Data partitioning is a critical strategy for managing large datasets. It involves dividing a database into distinct, parts to improve manageability, performance, and availability. Please see this documentation on data partitioning.

5. Data Retention in ElasticSearch

Determine how long data should reside on hot nodes, considering that ElasticSearch doesn't define cold nodes by default. Plan the transition of data from hot to warm and cold nodes, setting up a comprehensive data retention policy within ElasticSearch. Please see Elasticsearch documentation for nodes settings.

6. Apache Pulsar Data Policy

Like ElasticSearch, Apache Pulsar requires a data retention policy that specifies the duration data is stored and the offloading process when data is no longer needed. S3 storage is a good option for offloading, with considerations for data deletion over time. Default retention policy is set to 30 days and 1GB of storage.

7. Apache Pulsar Configuration

Based on your traffic, decide on the number of brokers and bookies needed to handle the load efficiently. Regularly monitor Apache Pulsar's performance against your traffic to ensure it meets your requirements.

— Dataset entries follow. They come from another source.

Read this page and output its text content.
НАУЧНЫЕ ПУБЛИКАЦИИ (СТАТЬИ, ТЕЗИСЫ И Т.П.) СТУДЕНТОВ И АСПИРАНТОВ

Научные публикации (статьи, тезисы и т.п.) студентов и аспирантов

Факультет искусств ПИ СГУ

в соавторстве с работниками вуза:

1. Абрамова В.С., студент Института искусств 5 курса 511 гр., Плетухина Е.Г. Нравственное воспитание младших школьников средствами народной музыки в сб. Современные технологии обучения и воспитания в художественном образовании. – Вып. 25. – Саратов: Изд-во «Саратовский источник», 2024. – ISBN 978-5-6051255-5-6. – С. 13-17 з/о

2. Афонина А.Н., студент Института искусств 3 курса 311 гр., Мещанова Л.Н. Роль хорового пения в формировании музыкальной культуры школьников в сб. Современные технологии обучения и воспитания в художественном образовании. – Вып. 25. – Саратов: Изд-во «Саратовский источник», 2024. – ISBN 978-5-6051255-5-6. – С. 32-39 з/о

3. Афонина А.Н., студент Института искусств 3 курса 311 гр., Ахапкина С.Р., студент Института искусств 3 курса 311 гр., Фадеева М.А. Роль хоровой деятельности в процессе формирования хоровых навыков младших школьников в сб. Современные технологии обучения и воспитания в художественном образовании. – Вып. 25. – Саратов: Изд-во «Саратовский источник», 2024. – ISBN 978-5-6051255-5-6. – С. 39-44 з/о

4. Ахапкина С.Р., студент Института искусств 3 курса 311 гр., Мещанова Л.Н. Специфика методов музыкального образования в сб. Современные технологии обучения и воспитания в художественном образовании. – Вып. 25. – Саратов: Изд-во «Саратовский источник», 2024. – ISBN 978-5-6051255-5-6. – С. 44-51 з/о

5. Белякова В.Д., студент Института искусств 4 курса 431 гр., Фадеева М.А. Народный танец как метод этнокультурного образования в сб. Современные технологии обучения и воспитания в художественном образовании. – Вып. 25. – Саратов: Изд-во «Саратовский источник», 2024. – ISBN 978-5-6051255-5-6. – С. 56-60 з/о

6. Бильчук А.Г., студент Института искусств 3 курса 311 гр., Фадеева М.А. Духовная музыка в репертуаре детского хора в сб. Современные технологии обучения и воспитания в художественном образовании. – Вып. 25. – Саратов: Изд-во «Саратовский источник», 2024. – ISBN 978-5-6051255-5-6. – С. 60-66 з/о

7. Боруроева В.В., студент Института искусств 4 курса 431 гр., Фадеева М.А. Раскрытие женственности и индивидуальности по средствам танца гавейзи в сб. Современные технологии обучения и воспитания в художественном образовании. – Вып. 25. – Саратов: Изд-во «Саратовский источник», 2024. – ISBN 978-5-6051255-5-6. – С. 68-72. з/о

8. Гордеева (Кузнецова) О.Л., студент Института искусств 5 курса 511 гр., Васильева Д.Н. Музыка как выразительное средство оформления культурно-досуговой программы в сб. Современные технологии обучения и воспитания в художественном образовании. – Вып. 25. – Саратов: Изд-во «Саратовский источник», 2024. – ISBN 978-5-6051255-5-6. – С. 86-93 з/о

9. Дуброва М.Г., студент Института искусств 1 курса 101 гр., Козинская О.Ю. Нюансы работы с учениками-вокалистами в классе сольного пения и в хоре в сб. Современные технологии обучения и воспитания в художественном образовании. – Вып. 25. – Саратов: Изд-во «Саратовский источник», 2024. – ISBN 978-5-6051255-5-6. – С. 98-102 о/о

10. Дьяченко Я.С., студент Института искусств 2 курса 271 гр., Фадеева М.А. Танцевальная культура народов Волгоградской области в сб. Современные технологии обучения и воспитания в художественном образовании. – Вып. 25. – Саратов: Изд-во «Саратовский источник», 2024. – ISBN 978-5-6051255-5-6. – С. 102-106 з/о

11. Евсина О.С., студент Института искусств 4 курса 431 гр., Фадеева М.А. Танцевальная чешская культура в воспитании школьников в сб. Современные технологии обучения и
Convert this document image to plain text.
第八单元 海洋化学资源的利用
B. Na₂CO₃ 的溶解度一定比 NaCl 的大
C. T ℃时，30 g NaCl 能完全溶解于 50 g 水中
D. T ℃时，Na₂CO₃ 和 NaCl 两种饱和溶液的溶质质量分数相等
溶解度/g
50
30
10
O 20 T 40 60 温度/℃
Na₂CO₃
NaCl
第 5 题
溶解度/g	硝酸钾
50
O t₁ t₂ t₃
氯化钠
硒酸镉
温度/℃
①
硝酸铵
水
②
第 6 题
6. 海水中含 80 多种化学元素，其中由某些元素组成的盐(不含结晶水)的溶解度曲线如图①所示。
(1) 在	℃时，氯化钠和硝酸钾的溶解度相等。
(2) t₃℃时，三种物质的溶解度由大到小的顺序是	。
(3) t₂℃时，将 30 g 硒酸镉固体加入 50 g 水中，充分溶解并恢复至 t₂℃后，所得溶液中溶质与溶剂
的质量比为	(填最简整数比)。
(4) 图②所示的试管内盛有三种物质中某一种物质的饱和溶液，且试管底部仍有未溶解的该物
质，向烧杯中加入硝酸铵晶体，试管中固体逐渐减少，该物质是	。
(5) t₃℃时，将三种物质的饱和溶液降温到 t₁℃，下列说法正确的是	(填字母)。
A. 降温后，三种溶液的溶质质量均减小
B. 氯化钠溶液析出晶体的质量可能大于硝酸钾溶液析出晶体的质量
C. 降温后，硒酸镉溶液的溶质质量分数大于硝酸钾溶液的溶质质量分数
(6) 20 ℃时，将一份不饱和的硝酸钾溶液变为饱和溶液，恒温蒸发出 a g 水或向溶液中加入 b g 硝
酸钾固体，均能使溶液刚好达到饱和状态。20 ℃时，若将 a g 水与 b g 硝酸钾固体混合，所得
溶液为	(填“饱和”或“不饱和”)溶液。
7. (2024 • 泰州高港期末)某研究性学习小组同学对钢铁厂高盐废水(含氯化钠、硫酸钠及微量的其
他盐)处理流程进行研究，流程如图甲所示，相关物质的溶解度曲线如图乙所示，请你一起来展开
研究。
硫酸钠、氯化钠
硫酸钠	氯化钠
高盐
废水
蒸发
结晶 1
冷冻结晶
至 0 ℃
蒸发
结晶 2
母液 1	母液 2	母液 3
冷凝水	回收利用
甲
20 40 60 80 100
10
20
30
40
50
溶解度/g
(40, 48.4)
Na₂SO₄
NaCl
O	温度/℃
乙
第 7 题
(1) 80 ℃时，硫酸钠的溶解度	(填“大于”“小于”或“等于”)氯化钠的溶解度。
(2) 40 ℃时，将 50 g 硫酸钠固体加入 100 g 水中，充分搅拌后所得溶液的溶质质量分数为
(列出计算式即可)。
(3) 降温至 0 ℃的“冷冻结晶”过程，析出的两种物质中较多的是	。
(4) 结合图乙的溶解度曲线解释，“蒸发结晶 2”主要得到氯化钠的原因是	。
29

8. Tracardi API and Storage Workers

Optimize the number of Tracardi API and storage workers based on your workload. These configurations directly impact data processing and storage efficiency.

9. Cache and Database Connections

Adjust cache times and MySQL connection pools as needed. For instance, modifying the MYSQL_CONNECTION__POOL variable and increasing MySQL connections can help manage load. Balancing API connections and cache TTLs can optimize performance.

10. Distributed Cache Configuration

Ensure your Redis distributed cache has sufficient memory to handle the anticipated load. Testing with an estimated number of user profiles can help determine the required memory capacity.

11. Storage Workers Settings

Define the optimal number of storage workers, which bulk and batch data for storage. The default setting is 500 records per batch, but this may need adjustment based on your specific needs.

12. Logging Level

Set the logging level to "warning" by default to minimize data overhead. Detailed logging can significantly increase data volume and should be used selectively during system tuning phases. Please see LOGGING_LEVEL env variable.

13. Security

Set the AUTO_PROFILE_MERGING and INSTALLATION_TOKEN to your custom values.

Conclusion

Deploying Tracardi in a production environment requires a detailed understanding of your performance needs and careful configuration of various components. By following these recommendations, you can create a robust and scalable system capable of handling your event processing and data management requirements efficiently. Continuously monitor and adjust your setup to ensure optimal performance as your needs evolve.